Users Reveal Bugs That Can Read Plaintext of Encrypted Personal Emails

Muriel Hammond
May 15, 2018

Whilst most email is sent unencrypted, many businesses and people rely on S/MIME and PGP encrypted email communications to talk in private. It does not show how to "break" the actual encryption protocol supporting PGP, short for "pretty good privacy".

Email users who use PGP (based on OpenPGP) and S/MIME to encrypt and decrypt their communications are at "immediate risk".

PGP is often used to encrypt messages in popular email programs such as Outlook, Apple Mail, Thunderbird, and Enigmail. EFAIL basically strips those protections and lets attackers read encrypted messages regardless of who sent them, how long ago they were sent, or how they were initially compromised.

It reports that there are two attacks, and both require attackers to first have obtained a target's ciphertext, and that the target is using an HTML email client. They've disclosed the vulnerability to the companies providing email programs, so watch out for software patches. While encrypted email keeps your messages secret, email clients see HTML content - for example, images or hyperlinks - and translate them in plain-text, even if there is encrypted content in them.

According to the ABA's 2017 Legal Technology Research Survey, 36.4 percent of responding firms and solo practitioners used some form of email encryption. Secure/Multipurpose Internet Mail Extensions (S/MIME) is an alternative end-to-end encryption standard that is used to secure corporate email communication.
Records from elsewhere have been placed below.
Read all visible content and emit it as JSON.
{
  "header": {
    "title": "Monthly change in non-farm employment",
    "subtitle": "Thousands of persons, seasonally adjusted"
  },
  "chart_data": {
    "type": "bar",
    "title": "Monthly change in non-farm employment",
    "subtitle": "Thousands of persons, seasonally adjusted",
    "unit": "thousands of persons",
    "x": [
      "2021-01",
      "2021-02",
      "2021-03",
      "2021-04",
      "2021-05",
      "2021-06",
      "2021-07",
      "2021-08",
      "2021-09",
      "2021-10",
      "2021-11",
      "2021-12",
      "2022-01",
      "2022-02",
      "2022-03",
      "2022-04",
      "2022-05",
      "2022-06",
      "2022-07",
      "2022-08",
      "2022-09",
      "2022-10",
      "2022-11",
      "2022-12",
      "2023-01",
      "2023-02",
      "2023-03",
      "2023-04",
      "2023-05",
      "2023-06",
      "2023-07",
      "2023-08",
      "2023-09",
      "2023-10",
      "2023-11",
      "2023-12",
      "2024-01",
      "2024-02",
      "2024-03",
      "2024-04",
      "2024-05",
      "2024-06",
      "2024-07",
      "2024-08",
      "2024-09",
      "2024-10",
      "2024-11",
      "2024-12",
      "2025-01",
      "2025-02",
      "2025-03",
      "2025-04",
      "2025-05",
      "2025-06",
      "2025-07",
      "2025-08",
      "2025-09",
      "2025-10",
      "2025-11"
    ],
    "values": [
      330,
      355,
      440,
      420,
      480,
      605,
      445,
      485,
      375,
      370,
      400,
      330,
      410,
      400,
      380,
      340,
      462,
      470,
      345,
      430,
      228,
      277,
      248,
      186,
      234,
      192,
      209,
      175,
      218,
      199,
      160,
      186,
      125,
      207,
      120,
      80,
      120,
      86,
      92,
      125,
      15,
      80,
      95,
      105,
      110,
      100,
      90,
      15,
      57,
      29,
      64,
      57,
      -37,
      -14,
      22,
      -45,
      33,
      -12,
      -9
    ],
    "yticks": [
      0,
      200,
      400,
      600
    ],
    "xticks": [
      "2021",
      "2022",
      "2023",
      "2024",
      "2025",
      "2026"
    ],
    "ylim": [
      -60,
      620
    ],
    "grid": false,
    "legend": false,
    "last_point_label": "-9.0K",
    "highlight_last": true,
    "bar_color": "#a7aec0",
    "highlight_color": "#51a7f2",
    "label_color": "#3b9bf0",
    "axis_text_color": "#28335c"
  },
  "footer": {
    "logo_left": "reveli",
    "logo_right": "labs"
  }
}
Also, Robert Graham at Errata Security, examined the flaws and came away with a different take: "It only works if you've enabled your email client to automatically grab external/remote content", he said in a post. In fact, the only clients protected against S/Mime attacks are Claws Mail and Mutt whereas more clients are protected against PGP-targeting attacks.

Schinzel and his team's research has been corroborated by Electronic Frontier Foundation (EFF), and has been described in detail by the researchers in a paper published earlier today. Dubbing the series of flaws that make this attack possible as eFail, researchers said that some of these security vulnerabilities are a decade-old.

It advised users to disable the use of active content, such as HTML code and the loading of external content, and to secure their email servers against external access.

The group of researchers plan to publish their research paper with details about the vulnerability on Tuesday.

Indeed, El Reg recommends opening PGP-encrypted emails in a text editor on a secured virtual machine, host, or container, depending on your level of paranoia, rather than allow encrypted HTML messages to be parsed and rendered.